Lui da piccolo bruchetto era diventato una farfalla meravigliosa, colorata, piena di vita, con tanti sogni nel cassetto realizzati e tanti altri ancora da raggiungere.
«Riguardo cosa?»
Mi appoggiai al bancone dietro di me, stringendolo tra le mani.
«Resterò più del solito a Seoul.»
I suoi occhi si fecero enormi, le labbra si schiusero per la sorpresa e le braccia ricaddero lungo il corpo.
«Intendi... fino a Natale?»
Io scossi la testa.
«Di più. A dire il vero, credo di restare per sempre.»
I suoi occhi si spalancarono ancora di più, fissandomi attoniti. Poi me lo ritrovai addosso, il suo corpo premuto contro il mio e le sue braccia a stringermi forte, come se fossi il cibo di cui nutrirsi.
Vedete, gli abbracci richiudono tante cose.
Gli abbracci possono essere dati quando si è felici o quando si è tristi, quando si ha bisogno di aggrapparsi a qualcuno o di fare del bene all'altro. E quando abbracci una persona, potrai fare soltanto due cose: spezzarle il cuore in mille pezzi, oppure orendere quei mille pezziem e ricucirli insieme.
Jonghyun era un maestro nel rimettere insieme i miei pezzi.

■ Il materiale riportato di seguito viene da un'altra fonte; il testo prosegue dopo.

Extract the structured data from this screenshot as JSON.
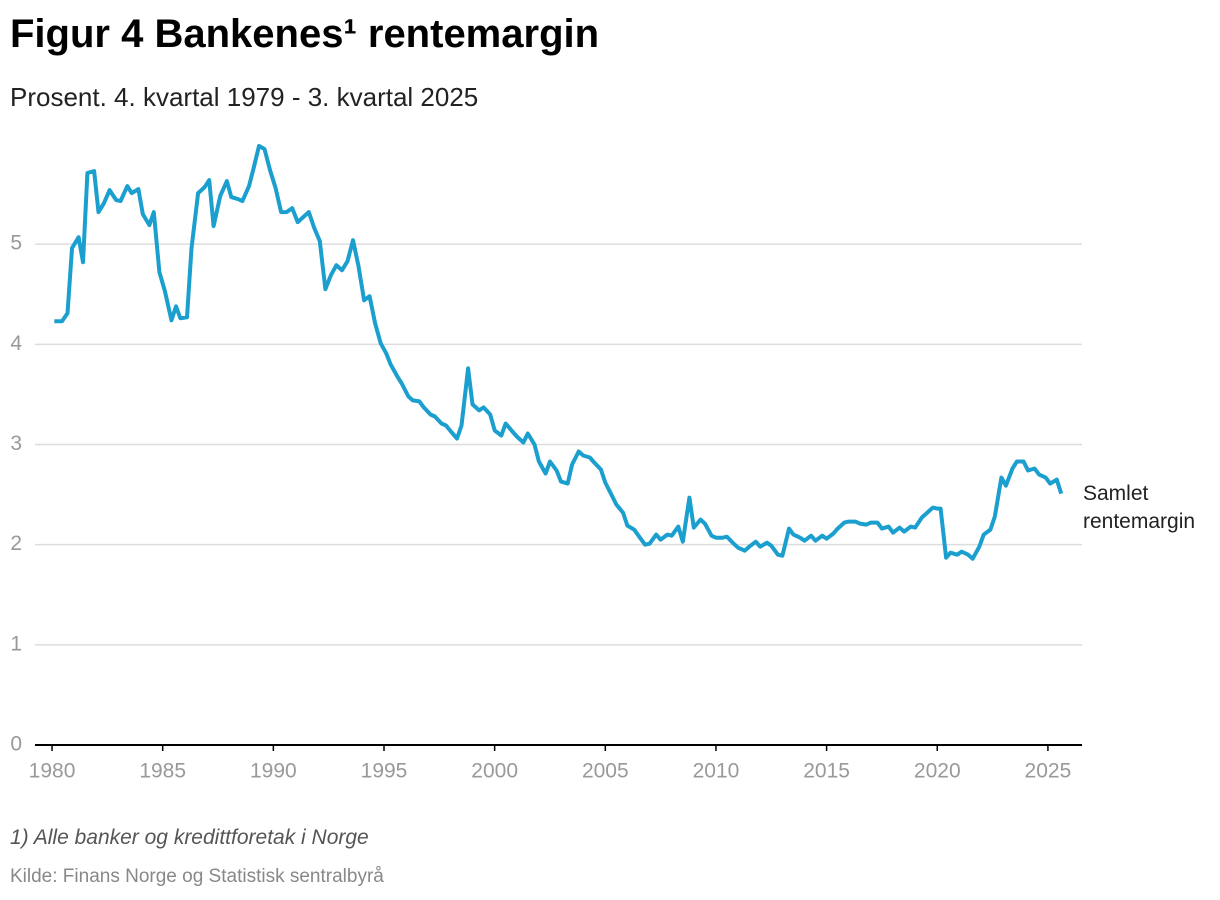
{
  "chart_data": {
    "type": "line",
    "title": "Figur 4 Bankenes¹ rentemargin",
    "subtitle": "Prosent. 4. kvartal 1979 - 3. kvartal 2025",
    "footnote": "1) Alle banker og kredittforetak i Norge",
    "source": "Kilde: Finans Norge og Statistisk sentralbyrå",
    "x": [
      1980.1,
      1980.45,
      1980.7,
      1980.9,
      1981.2,
      1981.4,
      1981.6,
      1981.9,
      1982.1,
      1982.35,
      1982.6,
      1982.9,
      1983.1,
      1983.4,
      1983.6,
      1983.9,
      1984.1,
      1984.4,
      1984.6,
      1984.85,
      1985.1,
      1985.4,
      1985.6,
      1985.8,
      1986.1,
      1986.3,
      1986.6,
      1986.9,
      1987.1,
      1987.3,
      1987.6,
      1987.9,
      1988.1,
      1988.4,
      1988.6,
      1988.9,
      1989.1,
      1989.35,
      1989.6,
      1989.85,
      1990.1,
      1990.35,
      1990.6,
      1990.85,
      1991.1,
      1991.35,
      1991.6,
      1991.85,
      1992.1,
      1992.35,
      1992.6,
      1992.85,
      1993.1,
      1993.35,
      1993.6,
      1993.85,
      1994.1,
      1994.35,
      1994.6,
      1994.85,
      1995.1,
      1995.3,
      1995.6,
      1995.8,
      1996.1,
      1996.3,
      1996.6,
      1996.8,
      1997.1,
      1997.3,
      1997.6,
      1997.8,
      1998.1,
      1998.3,
      1998.5,
      1998.8,
      1999.0,
      1999.3,
      1999.5,
      1999.8,
      2000.0,
      2000.3,
      2000.5,
      2000.8,
      2001.0,
      2001.3,
      2001.5,
      2001.8,
      2002.0,
      2002.3,
      2002.5,
      2002.8,
      2003.0,
      2003.3,
      2003.5,
      2003.8,
      2004.0,
      2004.3,
      2004.5,
      2004.8,
      2005.0,
      2005.3,
      2005.5,
      2005.8,
      2006.0,
      2006.3,
      2006.5,
      2006.8,
      2007.0,
      2007.3,
      2007.5,
      2007.8,
      2008.0,
      2008.3,
      2008.5,
      2008.8,
      2009.0,
      2009.3,
      2009.5,
      2009.8,
      2010.0,
      2010.3,
      2010.5,
      2010.8,
      2011.0,
      2011.3,
      2011.5,
      2011.8,
      2012.0,
      2012.3,
      2012.5,
      2012.8,
      2013.0,
      2013.3,
      2013.5,
      2013.8,
      2014.0,
      2014.3,
      2014.5,
      2014.8,
      2015.0,
      2015.3,
      2015.5,
      2015.8,
      2016.0,
      2016.3,
      2016.5,
      2016.8,
      2017.0,
      2017.3,
      2017.5,
      2017.8,
      2018.0,
      2018.3,
      2018.5,
      2018.8,
      2019.0,
      2019.3,
      2019.5,
      2019.8,
      2020.0,
      2020.15,
      2020.4,
      2020.6,
      2020.9,
      2021.1,
      2021.4,
      2021.6,
      2021.9,
      2022.1,
      2022.4,
      2022.6,
      2022.9,
      2023.1,
      2023.4,
      2023.6,
      2023.9,
      2024.1,
      2024.4,
      2024.6,
      2024.9,
      2025.1,
      2025.4,
      2025.6
    ],
    "series": [
      {
        "name": "Samlet rentemargin",
        "color": "#1a9fcf",
        "values": [
          4.23,
          4.23,
          4.31,
          4.96,
          5.07,
          4.82,
          5.71,
          5.73,
          5.32,
          5.41,
          5.54,
          5.44,
          5.43,
          5.58,
          5.51,
          5.55,
          5.3,
          5.19,
          5.32,
          4.72,
          4.53,
          4.24,
          4.38,
          4.26,
          4.27,
          4.96,
          5.51,
          5.57,
          5.64,
          5.18,
          5.48,
          5.63,
          5.47,
          5.45,
          5.43,
          5.58,
          5.75,
          5.98,
          5.95,
          5.74,
          5.56,
          5.32,
          5.32,
          5.36,
          5.22,
          5.27,
          5.32,
          5.16,
          5.03,
          4.55,
          4.69,
          4.79,
          4.74,
          4.83,
          5.04,
          4.78,
          4.44,
          4.48,
          4.21,
          4.01,
          3.91,
          3.8,
          3.68,
          3.61,
          3.48,
          3.44,
          3.43,
          3.37,
          3.3,
          3.28,
          3.21,
          3.19,
          3.11,
          3.06,
          3.19,
          3.76,
          3.4,
          3.34,
          3.37,
          3.3,
          3.14,
          3.09,
          3.21,
          3.13,
          3.08,
          3.02,
          3.11,
          3.0,
          2.83,
          2.71,
          2.83,
          2.74,
          2.63,
          2.61,
          2.8,
          2.93,
          2.89,
          2.87,
          2.82,
          2.75,
          2.62,
          2.49,
          2.4,
          2.32,
          2.19,
          2.15,
          2.09,
          2.0,
          2.01,
          2.1,
          2.05,
          2.1,
          2.09,
          2.18,
          2.03,
          2.47,
          2.17,
          2.25,
          2.21,
          2.09,
          2.07,
          2.07,
          2.08,
          2.01,
          1.97,
          1.94,
          1.98,
          2.03,
          1.98,
          2.02,
          1.99,
          1.9,
          1.89,
          2.16,
          2.1,
          2.07,
          2.04,
          2.09,
          2.04,
          2.09,
          2.06,
          2.11,
          2.16,
          2.22,
          2.23,
          2.23,
          2.21,
          2.2,
          2.22,
          2.22,
          2.16,
          2.18,
          2.12,
          2.17,
          2.13,
          2.18,
          2.17,
          2.27,
          2.31,
          2.37,
          2.36,
          2.36,
          1.87,
          1.92,
          1.9,
          1.93,
          1.9,
          1.86,
          1.98,
          2.1,
          2.15,
          2.28,
          2.67,
          2.59,
          2.76,
          2.83,
          2.83,
          2.74,
          2.76,
          2.7,
          2.67,
          2.61,
          2.65,
          2.51
        ]
      }
    ],
    "xlim": [
      1979.23,
      2026.54
    ],
    "xticks": [
      1980,
      1985,
      1990,
      1995,
      2000,
      2005,
      2010,
      2015,
      2020,
      2025
    ],
    "ylim": [
      0,
      6
    ],
    "yticks": [
      0,
      1,
      2,
      3,
      4,
      5
    ],
    "grid": true
  }
}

Sapeva come toccarmi, cosa dirmi, quando e come dirmelo. E forse era il pregio del fatto che vi conoscessimo da una vita.
«Dici davvero? Guarda che gli scherzi di questo tipo non mi piacciono, lo sai.»
Sollevai la testa, poggiando il mento al suo petto per permettermi di guardarlo meglio negli occhi che sapevano così tanto di casa.
«Non ti sto prendendo in giro, oppa.»
Lui spostò una mano sui miei capelli, accarezzandoli dolcemente. Poi mi baciò la fronte e io, seppur con riluttanza, mi costrinsi a spostarmi per impiattare la lasagna prima che si freddasse troppo.
«Vai a svegliare Min-so? E a chiamare i miei genitori, per favore?»
Lui annuì e uscì dalla cucina, lasciandomi sola con una lasagna e un vuoto troppo pesante da poter portare sulle spalle.
×××
«Ragazzi, sono davvero felice che siate qui. Mirea parla sempre di voi.»
Mia madre era la regina del mettermi in difficoltà davanti agli ospiti. Lo faceva sempre e ammonirla era inutile, avrebbe comunque continuato a farlo. Era più forte di lei.
«Il piacere è nostro, signora» si intromise Junghyun. «Mirea ci ha dato una notizia bellissima oggi.»
«Riguardo il trasferimento? Eravamo titubanti, ma sapete, con il lavoro di mio marito e il suo trasferimento qui, restare in Italia sarebbe stato difficile.»
Infilzai l'ultimo pezzo di lasagna.
«Per fortuna Mirea non ha mai avuto problemi con Seoul, anzi...» mio padre prese le redini del discorso.
«A Seoul mi sento a casa» diedi voce ai miei pensieri per la prima volta, durante quella cena. «Qui ci sono i miei amici» indicai i due ragazzi seduti con noi. «Ci sono le mie origini. Non che io rinneghi quelle italiane, ma Seoul... non lo so, Seoul ha qualcosa di speciale.»
Mio padre si pulì la bocca con il fazzolettino, per poi ripiegarlo perfettamente sul tavolo.
«Sono davvero orgoglioso di sentirti dire queste cose.»
Min-so mi guardò, sorrideva come non le vedevo fare da tempo.
Jonghyun, di riflesso alle parole di nio padre, posò una mano sulla mia gamba.
E capii, con quel solo gesto, che per quanti anni potessero passare distanti, io e lui saremmo sempre stati a un millimetro di cuore.
Anche lui era orgoglioso di me.
E io, come potevo io non esserlo di una farfalla così bella?